Trevor Romaine was money last season as he nailed 16 of 18 tries with a long of 45 yards en route to becoming a First Team All Pac-12 player. Keith Kostol punted 54 times last season and put 24 of those inside the 20-yard line, so the Beavers do have some weapons to work with in the third phase of the game.
Cal was listed all over our writers' rankings as the Golden Bears appeared to be the toughest team to peg. Sonny Dykes' squad appeared as high as second as as low as tenth, but they ultimately averaged out to sixth.
Vincenzo D'Amato handles the field goal duties yet again after converting on 16 of 23 tries last year while Cole Leininger is back as the punter. Leininger had the impossible task of replacing Cal great Bryan Anger, and he struggled by only putting 13 of his 60 punts inside the 20-yard line. Brendan Bigelow will should the return load this season after deferring to Keenan Allen for much of last year.
7. Washington State
Mike Leach has never been a fan of settling for field goals, but this year, he has the right kicker to do so if need be. Andrew Furney is back for his swan song after a Second Team All Pac-12 season last year in which he hit 14 of 20 attempts, but his long was a remarkable 60 yards.
Furney's leg strength is well-documented, and punter Mike Bowlin will hope to become equally successful this year. Bowlin did average 41.9 yards per punt, but his coverage unit let him down a bit as his net average worked out to be 35.6 yards. Teondray Caldwell is a solid kick returner, but it's hard to have your top running back fielding every kick.
Every Sun Devil fan remembers Bruin kicker Ka'imi Fairbairn who nailed a last-second kick to take down Arizona State in Tempe last season. Fairbairn is back after hitting 16 of 22 including a long of 48.
The Bruins will break in a new punter this year and it appears freshman Sean Covington has the inside track on the job. Covington averaged 46.5 yards per punt in high school, so time will tell how that translates the college level.
The Huskies had one of the worst special teams units in the country last season, but they return tons of experience so an improvement should not be hard to come by.
Travis Coons only hit on 9 of his 14 field goal tries while punter Korey Durkee lost his job to Coons in the middle of last season. This year, both are hoping for a fresh start. The kick returners are nothing to write home about, but there's always the possibility of a star in the making when you have team speed like the Huskies do.
10. Arizona State
A below-average unit returns plenty of faces from last season, but it won't return the most important player. Punter Josh Hubner was sensational, but he graduated in the spring and left a glaring void to be filled.
Recruit Matt Haack hopes to take over for Hubner, while Alex Garoutte, Jon Mora, and incomer Zane Gonzalez should duke out a three-way battle for the field goal kicking job.

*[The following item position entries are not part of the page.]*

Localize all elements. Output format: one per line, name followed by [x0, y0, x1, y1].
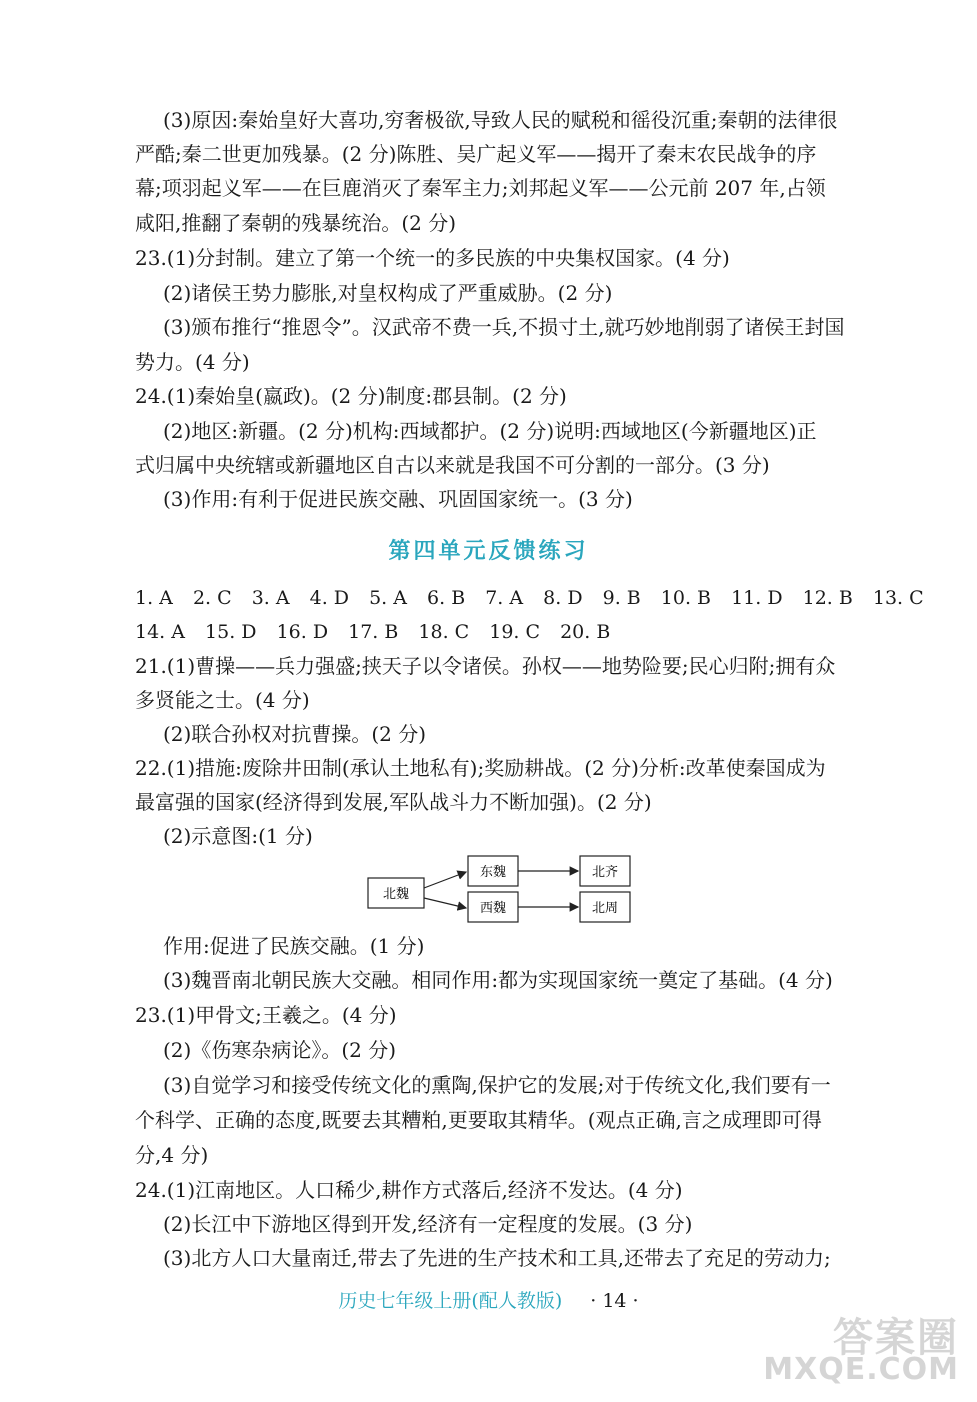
choice-answer: 13. C [872, 587, 924, 609]
text-line: (2)长江中下游地区得到开发,经济有一定程度的发展。(3 分) [163, 1212, 693, 1236]
node-leaf-bottom-label: 北周 [591, 901, 619, 916]
arrow-root-to-bottom [424, 898, 466, 908]
choice-answer: 6. B [427, 587, 466, 609]
text-line: 个科学、正确的态度,既要去其糟粕,更要取其精华。(观点正确,言之成理即可得 [135, 1108, 822, 1132]
text-line: 咸阳,推翻了秦朝的残暴统治。(2 分) [135, 211, 457, 235]
book-title: 历史七年级上册(配人教版) [338, 1290, 563, 1312]
node-branch-top-label: 东魏 [479, 865, 507, 880]
node-leaf-top-label: 北齐 [591, 865, 619, 880]
text-line: (3)原因:秦始皇好大喜功,穷奢极欲,导致人民的赋税和徭役沉重;秦朝的法律很 [163, 108, 838, 132]
choice-answer: 9. B [602, 587, 641, 609]
text-line: 势力。(4 分) [135, 350, 250, 374]
choice-answer: 14. A [135, 621, 185, 643]
division-diagram [366, 852, 636, 924]
choice-answer: 4. D [309, 587, 350, 609]
question-21-answer: 21.(1)曹操——兵力强盛;挟天子以令诸侯。孙权——地势险要;民心归附;拥有众 [135, 654, 836, 678]
choice-answer: 19. C [489, 621, 541, 643]
question-23-answer: 23.(1)分封制。建立了第一个统一的多民族的中央集权国家。(4 分) [135, 246, 730, 270]
text-line: (2)联合孙权对抗曹操。(2 分) [163, 722, 427, 746]
arrow-root-to-top [424, 872, 466, 888]
text-line: 作用:促进了民族交融。(1 分) [163, 934, 425, 958]
question-23-answer: 23.(1)甲骨文;王羲之。(4 分) [135, 1003, 397, 1027]
text-line: (2)示意图:(1 分) [163, 824, 313, 848]
node-branch-bottom [468, 892, 518, 922]
page-number: · 14 · [590, 1290, 639, 1312]
text-line: 分,4 分) [135, 1143, 209, 1167]
node-root [368, 878, 424, 908]
text-line: 最富强的国家(经济得到发展,军队战斗力不断加强)。(2 分) [135, 790, 652, 814]
text-line: 幕;项羽起义军——在巨鹿消灭了秦军主力;刘邦起义军——公元前 207 年,占领 [135, 176, 826, 200]
text-line: (2)《伤寒杂病论》。(2 分) [163, 1038, 397, 1062]
text-line: (2)诸侯王势力膨胀,对皇权构成了严重威胁。(2 分) [163, 281, 613, 305]
choice-answer: 20. B [560, 621, 611, 643]
choice-answer: 18. C [418, 621, 470, 643]
choice-answers-row-2 [135, 620, 624, 644]
text-line: (3)作用:有利于促进民族交融、巩固国家统一。(3 分) [163, 487, 633, 511]
text-line: 式归属中央统辖或新疆地区自古以来就是我国不可分割的一部分。(3 分) [135, 453, 770, 477]
choice-answer: 8. D [543, 587, 583, 609]
question-24-answer: 24.(1)江南地区。人口稀少,耕作方式落后,经济不发达。(4 分) [135, 1178, 683, 1202]
text-line: 多贤能之士。(4 分) [135, 688, 310, 712]
choice-answer: 16. D [276, 621, 329, 643]
node-leaf-top [580, 856, 630, 886]
node-branch-top [468, 856, 518, 886]
watermark-url: MXQE.COM [763, 1352, 959, 1387]
choice-answers-row-1 [135, 586, 924, 610]
choice-answer: 2. C [192, 587, 232, 609]
node-branch-bottom-label: 西魏 [479, 901, 507, 916]
choice-answer: 3. A [251, 587, 290, 609]
text-line: (3)北方人口大量南迁,带去了先进的生产技术和工具,还带去了充足的劳动力; [163, 1246, 831, 1270]
question-24-answer: 24.(1)秦始皇(嬴政)。(2 分)制度:郡县制。(2 分) [135, 384, 567, 408]
text-line: (3)魏晋南北朝民族大交融。相同作用:都为实现国家统一奠定了基础。(4 分) [163, 968, 833, 992]
text-line: (2)地区:新疆。(2 分)机构:西域都护。(2 分)说明:西域地区(今新疆地区)正 [163, 419, 817, 443]
watermark-logo [763, 1306, 959, 1392]
choice-answer: 7. A [485, 587, 524, 609]
choice-answer: 5. A [369, 587, 407, 609]
choice-answer: 10. B [660, 587, 712, 609]
text-line: (3)自觉学习和接受传统文化的熏陶,保护它的发展;对于传统文化,我们要有一 [163, 1073, 831, 1097]
choice-answer: 11. D [731, 587, 783, 609]
choice-answer: 15. D [205, 621, 257, 643]
watermark-text: 答案圈 [833, 1315, 959, 1361]
choice-answer: 12. B [802, 587, 853, 609]
section-title: 第四单元反馈练习 [388, 539, 589, 564]
node-leaf-bottom [580, 892, 630, 922]
node-root-label: 北魏 [382, 887, 410, 902]
choice-answer: 17. B [348, 621, 399, 643]
question-22-answer: 22.(1)措施:废除井田制(承认土地私有);奖励耕战。(2 分)分析:改革使秦国成为 [135, 756, 826, 780]
text-line: 严酷;秦二世更加残暴。(2 分)陈胜、吴广起义军——揭开了秦末农民战争的序 [135, 142, 817, 166]
choice-answer: 1. A [135, 587, 173, 609]
text-line: (3)颁布推行“推恩令”。汉武帝不费一兵,不损寸土,就巧妙地削弱了诸侯王封国 [163, 315, 845, 339]
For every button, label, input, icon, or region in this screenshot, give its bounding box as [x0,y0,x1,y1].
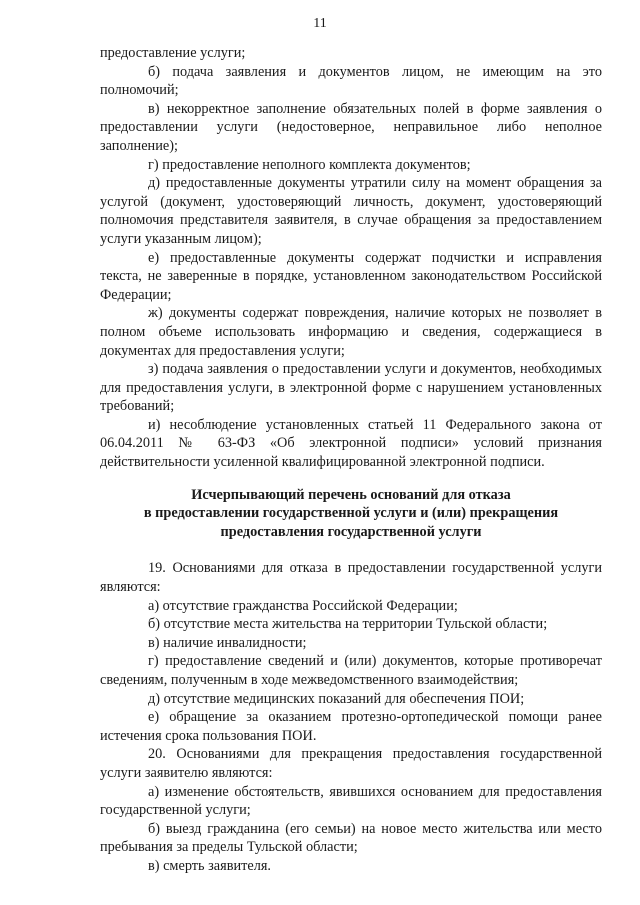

Garoutte and Mora have struggled mightily, so Gonzalez will be given every chance to win the job. As for returners, it's time to please the fans and let D.J. Foster field kicks.
The Utes have to replace just about everyone from one of the better special teams units in the conference. Right now, coach Kyle Whittingham appears to have walk-on Jaime Sutcliffe pencilled in as the field goal kicker while Tom Hackett will do the punting.
Hackett became known for his pooch punts as a freshman, but he did hit a booming 52-yarder in the Utes' spring game this year.
The Sun Devils show up in our tenth spot, and the Wildcats pull in at 12, so all we can guess is that the desert air might not be the best place to kick the football. Rich Rodriguez had a below average unit last year that could get even worse as the Wildcats plan on using walk-ons at both the kicker and punter spots.
The Wildcats could struggle in the return game as well, as injuries at the receiver position could deplete the amount of candidates they'll have auditioning for the job this fall.